Boston: Researchers from Massachusetts Institute of Technology have developed a system that enables driverless cars to navigate through new, complex environments by using maps and visual input. Current driverless cars do not have this basic reasoning and lack this ability.
The system has the ability to detect mismatches between maps and features of the road, thus determining whether a contradiction exists or vice versa. The system learns the steering pattern of human drivers using video camera data and simple GPS-like maps. It relies on complex maps made by 3D scans which are computationally intensive to generate and processed on the go.
“Our objective is to achieve autonomous navigation that is robust for driving in new environments,” said Daniela Rus from Massachusetts Institute of Technology (MIT).
The system, installed in a driverless Toyota Prius was initially trained by a human operator. The car was equipped with several cameras and basic GPS navigation system. It first collected data from the suburban streets and analysed the road structures and obstacles on the way.

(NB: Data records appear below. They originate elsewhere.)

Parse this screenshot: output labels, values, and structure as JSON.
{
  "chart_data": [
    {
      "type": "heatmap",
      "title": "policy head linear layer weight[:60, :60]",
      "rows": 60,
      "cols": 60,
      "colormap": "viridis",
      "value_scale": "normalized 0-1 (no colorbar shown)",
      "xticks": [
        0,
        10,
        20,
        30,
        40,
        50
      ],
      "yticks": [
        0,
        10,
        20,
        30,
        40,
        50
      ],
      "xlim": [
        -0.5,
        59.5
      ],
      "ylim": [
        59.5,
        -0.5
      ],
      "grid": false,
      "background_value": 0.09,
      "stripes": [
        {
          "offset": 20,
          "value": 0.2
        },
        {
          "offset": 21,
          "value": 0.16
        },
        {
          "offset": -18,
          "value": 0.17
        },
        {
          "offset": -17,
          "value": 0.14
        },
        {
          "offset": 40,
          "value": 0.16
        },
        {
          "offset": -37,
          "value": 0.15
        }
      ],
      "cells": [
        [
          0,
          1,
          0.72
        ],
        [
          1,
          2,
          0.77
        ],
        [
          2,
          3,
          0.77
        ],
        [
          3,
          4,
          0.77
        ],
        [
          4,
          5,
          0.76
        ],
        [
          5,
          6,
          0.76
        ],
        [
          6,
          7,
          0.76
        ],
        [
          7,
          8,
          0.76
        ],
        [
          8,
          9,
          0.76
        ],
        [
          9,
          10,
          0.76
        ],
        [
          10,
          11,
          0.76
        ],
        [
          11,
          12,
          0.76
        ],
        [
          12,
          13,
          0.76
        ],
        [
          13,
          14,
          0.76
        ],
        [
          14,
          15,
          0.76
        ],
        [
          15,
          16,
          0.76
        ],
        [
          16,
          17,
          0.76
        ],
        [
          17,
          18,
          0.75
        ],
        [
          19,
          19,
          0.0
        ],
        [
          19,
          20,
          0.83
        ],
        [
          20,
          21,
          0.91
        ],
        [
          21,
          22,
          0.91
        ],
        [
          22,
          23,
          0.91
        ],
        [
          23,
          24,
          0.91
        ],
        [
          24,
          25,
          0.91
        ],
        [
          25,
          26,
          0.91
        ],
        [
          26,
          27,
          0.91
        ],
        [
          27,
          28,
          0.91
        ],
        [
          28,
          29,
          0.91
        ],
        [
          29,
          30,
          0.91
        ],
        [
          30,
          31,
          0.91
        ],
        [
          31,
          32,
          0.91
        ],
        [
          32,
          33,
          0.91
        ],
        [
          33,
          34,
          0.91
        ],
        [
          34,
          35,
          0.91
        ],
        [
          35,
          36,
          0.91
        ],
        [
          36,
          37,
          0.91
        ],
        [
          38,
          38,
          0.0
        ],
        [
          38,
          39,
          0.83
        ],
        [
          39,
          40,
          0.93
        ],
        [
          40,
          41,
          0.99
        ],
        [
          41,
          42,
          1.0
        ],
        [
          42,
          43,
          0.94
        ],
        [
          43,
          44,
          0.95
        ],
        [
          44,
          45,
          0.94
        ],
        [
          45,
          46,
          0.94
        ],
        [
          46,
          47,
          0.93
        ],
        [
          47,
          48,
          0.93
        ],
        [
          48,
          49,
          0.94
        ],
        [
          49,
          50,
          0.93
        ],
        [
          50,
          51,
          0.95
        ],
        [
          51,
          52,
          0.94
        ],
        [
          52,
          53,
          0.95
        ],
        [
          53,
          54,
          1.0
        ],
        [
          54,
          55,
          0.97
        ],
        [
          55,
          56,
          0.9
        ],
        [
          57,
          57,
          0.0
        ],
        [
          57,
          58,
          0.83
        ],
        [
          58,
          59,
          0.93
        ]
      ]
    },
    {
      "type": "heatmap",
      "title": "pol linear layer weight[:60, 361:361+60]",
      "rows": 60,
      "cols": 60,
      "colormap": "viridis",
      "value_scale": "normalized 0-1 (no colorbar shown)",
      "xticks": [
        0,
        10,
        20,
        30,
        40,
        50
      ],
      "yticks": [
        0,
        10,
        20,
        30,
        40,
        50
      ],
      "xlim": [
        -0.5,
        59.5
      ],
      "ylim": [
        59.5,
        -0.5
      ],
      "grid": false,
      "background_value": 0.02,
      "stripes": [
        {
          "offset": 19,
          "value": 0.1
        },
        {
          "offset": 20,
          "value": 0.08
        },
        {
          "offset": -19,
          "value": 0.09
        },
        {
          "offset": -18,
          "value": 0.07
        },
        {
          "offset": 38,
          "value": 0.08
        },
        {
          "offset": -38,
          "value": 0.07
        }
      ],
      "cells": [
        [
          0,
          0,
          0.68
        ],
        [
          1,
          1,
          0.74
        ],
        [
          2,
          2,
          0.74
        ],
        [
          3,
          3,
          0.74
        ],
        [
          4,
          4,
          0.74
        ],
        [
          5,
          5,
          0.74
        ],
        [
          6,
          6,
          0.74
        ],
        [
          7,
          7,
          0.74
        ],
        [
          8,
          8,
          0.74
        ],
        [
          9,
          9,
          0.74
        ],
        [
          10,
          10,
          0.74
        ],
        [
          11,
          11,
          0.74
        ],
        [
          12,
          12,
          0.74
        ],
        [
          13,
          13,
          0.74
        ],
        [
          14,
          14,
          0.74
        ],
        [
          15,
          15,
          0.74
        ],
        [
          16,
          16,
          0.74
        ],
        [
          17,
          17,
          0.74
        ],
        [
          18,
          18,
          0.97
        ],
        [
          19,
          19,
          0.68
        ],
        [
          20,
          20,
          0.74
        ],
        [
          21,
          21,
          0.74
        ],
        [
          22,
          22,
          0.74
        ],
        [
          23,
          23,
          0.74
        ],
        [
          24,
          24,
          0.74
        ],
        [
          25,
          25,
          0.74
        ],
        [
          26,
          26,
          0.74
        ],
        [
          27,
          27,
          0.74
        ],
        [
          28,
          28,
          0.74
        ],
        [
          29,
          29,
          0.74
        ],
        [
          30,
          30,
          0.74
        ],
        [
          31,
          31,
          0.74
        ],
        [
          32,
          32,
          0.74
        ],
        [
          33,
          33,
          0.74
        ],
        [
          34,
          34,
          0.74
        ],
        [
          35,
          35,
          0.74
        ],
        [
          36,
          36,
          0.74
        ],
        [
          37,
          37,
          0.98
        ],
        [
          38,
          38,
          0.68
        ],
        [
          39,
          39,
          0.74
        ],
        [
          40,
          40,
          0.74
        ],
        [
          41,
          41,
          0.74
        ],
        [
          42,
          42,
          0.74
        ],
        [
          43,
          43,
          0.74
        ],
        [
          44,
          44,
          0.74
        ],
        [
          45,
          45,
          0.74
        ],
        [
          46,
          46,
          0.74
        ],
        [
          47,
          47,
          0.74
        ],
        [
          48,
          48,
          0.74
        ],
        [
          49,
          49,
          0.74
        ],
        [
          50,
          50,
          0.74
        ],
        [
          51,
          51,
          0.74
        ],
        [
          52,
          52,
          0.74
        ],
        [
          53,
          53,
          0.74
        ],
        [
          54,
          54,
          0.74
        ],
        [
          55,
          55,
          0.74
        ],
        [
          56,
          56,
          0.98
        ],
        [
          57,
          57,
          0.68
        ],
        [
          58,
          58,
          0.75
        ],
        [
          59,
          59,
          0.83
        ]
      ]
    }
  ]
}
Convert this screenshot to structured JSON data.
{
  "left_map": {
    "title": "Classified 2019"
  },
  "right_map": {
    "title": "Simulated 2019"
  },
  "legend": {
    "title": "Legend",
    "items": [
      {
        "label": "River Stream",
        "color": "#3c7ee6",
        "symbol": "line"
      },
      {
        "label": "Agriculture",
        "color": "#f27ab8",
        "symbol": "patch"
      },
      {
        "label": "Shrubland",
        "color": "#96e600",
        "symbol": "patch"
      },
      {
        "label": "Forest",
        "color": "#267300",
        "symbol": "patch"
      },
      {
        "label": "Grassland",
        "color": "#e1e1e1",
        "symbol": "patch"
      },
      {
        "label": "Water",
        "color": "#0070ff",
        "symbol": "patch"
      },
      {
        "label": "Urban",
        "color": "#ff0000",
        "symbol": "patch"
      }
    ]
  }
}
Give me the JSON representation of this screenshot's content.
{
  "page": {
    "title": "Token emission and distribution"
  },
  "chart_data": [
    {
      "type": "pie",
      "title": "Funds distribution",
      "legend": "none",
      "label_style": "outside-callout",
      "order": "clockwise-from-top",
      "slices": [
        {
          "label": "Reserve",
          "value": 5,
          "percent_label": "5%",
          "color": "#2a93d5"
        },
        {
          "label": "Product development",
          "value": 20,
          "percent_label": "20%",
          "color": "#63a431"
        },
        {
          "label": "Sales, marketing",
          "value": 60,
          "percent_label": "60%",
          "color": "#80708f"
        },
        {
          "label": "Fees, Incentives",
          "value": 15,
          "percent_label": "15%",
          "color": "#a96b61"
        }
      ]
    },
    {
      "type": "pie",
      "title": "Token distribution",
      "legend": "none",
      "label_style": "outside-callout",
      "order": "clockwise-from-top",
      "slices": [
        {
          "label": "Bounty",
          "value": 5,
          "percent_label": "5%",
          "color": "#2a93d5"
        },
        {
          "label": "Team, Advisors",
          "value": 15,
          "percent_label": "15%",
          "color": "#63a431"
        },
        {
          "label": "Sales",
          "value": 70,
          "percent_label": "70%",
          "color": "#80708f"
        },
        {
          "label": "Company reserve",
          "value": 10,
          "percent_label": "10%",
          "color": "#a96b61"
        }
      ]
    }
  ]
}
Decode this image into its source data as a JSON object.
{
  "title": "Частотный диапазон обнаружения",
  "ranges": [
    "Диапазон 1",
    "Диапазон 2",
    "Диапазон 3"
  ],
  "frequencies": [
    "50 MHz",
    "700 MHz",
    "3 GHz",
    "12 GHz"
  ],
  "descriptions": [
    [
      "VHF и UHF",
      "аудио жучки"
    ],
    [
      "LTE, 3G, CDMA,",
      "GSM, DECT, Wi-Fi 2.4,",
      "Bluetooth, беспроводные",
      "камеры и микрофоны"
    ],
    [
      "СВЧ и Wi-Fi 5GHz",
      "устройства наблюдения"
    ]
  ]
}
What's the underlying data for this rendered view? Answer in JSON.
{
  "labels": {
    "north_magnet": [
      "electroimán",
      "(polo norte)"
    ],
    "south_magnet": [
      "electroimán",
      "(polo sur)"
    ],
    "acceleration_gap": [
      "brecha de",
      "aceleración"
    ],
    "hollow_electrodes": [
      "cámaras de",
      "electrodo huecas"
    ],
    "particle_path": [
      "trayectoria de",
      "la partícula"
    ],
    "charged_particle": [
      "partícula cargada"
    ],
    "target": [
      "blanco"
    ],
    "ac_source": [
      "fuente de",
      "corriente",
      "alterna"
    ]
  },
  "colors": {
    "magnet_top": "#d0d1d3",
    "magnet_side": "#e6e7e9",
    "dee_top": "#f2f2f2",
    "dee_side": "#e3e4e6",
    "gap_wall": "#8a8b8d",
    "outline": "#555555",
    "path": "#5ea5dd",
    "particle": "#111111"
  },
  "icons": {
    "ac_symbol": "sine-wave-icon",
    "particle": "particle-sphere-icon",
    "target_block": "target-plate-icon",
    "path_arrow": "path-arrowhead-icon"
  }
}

On testing autonomously, the system successfully navigated the car in a pre-planned path in a different forested area designed for testing autonomous vehicles.
“With our system, you don’t need to train on every road before hand. You can download a new map for the car to navigate through roads it has never seen before,” said Alexander Amini from MIT.
The system uses a machine learning model called a Conventional Neural Network (CNN), which is used very commonly in systems requiring image recognition. While training, CNN learns how to steer from human by correlating it with the curvature of the road and observing the map simultaneously. While in other situations like straight roads, four-way or T-shaped intersections, forks and rotaries it learns the most common used steering pattern used in these situations.
“In the real world, sensors do fail. We want to make sure that the system is robust to different failures of different sensors by building a system that can accept these noisy inputs and still navigate and localize itself correctly on the road”, Amini said.
The researchers say that the system uses maps that are easy to store and process. Typically the autonomous control systems use LIDAR scans to create complex maps that require large memory (for instance a LIDAR map of a city like San Francisco takes about 4 TB of memory while the map used in this system can store the entire world’s data in just 40 GB).